Kate Wilkinson

I didn’t start thinking critically about gender until college. There, I was introduced bell hooks, Audre Lorde, Leslie Feinberg, and Judith Butler. I started to unpack and unlearn, to disrupt and expand my worldviews. I began to understand the importance of naming ourselves on our own terms, and claimed the word queer. It was incredibly empowering to have this new level of access to ideas and identities, but I struggled finding language to articulate my gender. I spent hours face to face with my mirror trying to see something in me that I could put to words, and the only thing that would ever come up is “not a woman.” That feeling stayed with me for years; “not a woman” is still is one of the only things I can say with certainty about my gender, though now I also understand my identity as trans. So why would I sell my pottery at Womencrafts?

I have a complicated relationship with women’s spaces. I went to a women’s college. For almost a decade I played on a softball team in a women’s league. I am a gestational parent, and mom groups are the only local places that offer support for the postpartum experience. As an adult, these highly gendered spaces have been my main sources of community. I have experienced them as deeply feminist, deeply political, and in constant interrogation of who belongs. It is a specific kind of challenge to be rooted in community that continuously questions whether you are allowed in. And I do this questioning myself, reflecting on what it means to take up this space, both in terms of my own privilege and invisibility. But I’m here. Even though I’m not a woman, queer and feminist women’s spaces are often the closest reflection of who I am, and are very much where I come from. Understandings of gender are shifting. The evolution of spaces like Womencrafts are central to this discourse. I want to be part of the conversation.

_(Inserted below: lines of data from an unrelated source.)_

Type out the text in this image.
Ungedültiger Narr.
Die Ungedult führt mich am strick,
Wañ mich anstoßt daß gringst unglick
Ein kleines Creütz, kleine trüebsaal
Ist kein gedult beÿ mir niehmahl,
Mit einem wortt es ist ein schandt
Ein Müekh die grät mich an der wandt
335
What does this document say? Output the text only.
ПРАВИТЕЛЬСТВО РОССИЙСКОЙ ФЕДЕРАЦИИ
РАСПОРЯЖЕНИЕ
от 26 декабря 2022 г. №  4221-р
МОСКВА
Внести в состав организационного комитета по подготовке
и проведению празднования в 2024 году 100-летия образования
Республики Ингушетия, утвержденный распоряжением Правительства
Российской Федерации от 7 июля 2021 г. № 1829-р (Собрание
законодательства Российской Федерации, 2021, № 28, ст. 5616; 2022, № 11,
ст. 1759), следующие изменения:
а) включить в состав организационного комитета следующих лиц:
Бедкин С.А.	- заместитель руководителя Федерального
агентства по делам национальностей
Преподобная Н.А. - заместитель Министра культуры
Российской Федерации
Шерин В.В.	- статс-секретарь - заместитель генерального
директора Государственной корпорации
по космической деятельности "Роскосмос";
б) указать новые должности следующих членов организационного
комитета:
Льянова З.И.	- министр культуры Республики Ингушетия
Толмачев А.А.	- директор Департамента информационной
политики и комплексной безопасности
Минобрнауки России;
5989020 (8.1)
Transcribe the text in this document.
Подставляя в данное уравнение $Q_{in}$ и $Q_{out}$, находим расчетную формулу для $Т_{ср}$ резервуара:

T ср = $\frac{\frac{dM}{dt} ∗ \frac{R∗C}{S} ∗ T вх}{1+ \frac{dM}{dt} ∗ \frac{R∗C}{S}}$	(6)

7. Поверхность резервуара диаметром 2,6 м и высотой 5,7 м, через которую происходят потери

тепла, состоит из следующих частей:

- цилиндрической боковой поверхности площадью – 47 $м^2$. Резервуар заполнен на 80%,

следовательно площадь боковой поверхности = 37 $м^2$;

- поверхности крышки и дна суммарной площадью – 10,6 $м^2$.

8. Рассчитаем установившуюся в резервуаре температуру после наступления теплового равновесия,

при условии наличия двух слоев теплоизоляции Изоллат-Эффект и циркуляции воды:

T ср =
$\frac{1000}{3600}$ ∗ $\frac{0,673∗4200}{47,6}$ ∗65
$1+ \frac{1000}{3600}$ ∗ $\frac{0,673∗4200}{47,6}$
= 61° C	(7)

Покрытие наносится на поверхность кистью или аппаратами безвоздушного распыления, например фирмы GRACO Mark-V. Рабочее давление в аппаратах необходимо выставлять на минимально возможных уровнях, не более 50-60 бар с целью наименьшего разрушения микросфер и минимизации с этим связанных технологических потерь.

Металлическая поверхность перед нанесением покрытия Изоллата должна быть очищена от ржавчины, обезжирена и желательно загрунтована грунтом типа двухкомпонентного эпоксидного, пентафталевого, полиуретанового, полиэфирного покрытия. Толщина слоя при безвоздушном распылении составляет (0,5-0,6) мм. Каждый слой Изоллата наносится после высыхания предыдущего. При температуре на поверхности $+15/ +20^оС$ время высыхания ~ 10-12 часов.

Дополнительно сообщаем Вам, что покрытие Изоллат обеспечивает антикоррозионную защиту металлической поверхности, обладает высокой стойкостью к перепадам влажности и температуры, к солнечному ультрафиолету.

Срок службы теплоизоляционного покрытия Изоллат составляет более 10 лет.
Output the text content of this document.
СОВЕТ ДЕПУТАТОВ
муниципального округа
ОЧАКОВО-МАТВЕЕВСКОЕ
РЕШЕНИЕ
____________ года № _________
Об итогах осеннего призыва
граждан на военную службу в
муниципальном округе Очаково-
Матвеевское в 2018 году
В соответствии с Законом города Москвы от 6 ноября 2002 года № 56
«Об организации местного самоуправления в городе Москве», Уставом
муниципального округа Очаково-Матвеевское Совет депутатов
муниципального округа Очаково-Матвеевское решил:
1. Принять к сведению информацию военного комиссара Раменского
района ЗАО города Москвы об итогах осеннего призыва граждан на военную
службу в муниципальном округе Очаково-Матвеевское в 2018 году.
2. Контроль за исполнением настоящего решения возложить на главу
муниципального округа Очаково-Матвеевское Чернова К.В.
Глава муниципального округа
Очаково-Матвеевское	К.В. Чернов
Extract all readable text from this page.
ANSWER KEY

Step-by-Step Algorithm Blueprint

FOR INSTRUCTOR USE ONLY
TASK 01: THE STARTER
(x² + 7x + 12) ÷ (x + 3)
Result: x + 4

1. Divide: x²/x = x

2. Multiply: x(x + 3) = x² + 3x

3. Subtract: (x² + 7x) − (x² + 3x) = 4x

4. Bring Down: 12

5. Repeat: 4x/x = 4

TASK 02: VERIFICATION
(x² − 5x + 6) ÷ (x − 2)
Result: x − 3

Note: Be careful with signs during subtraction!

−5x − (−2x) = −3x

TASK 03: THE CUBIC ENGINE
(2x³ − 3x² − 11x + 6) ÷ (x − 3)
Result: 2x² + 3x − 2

My pottery is another way to give voice and visibility. I named my business both/and pottery, which to me speaks to the blurred boundaries and ambiguities that many folks navigate in their identities. I make utilitarian stoneware out of a white, speckled clay, underglazed with words and images that embody LGBTQ+ identities as well as broader social justice and queer communities. I try to represent more than just mainstream LGBTQ identities through my work. Some of my favorite mugs have read: ace, hard femme, stud, so gay, gender fluid, they/them, and butch boi. It gives me a lot of pleasure to see people react with joy to finding a mug that names an aspect of their identity/experience. As a word and book lover, it makes me particularly excited to see my pottery displayed amongst books about gender, sexuality, and feminism at Womencrafts. While selling my work at this shop is not a decision I take lightly, I feel proud of the discourse and evolution my pottery and I are a part of here.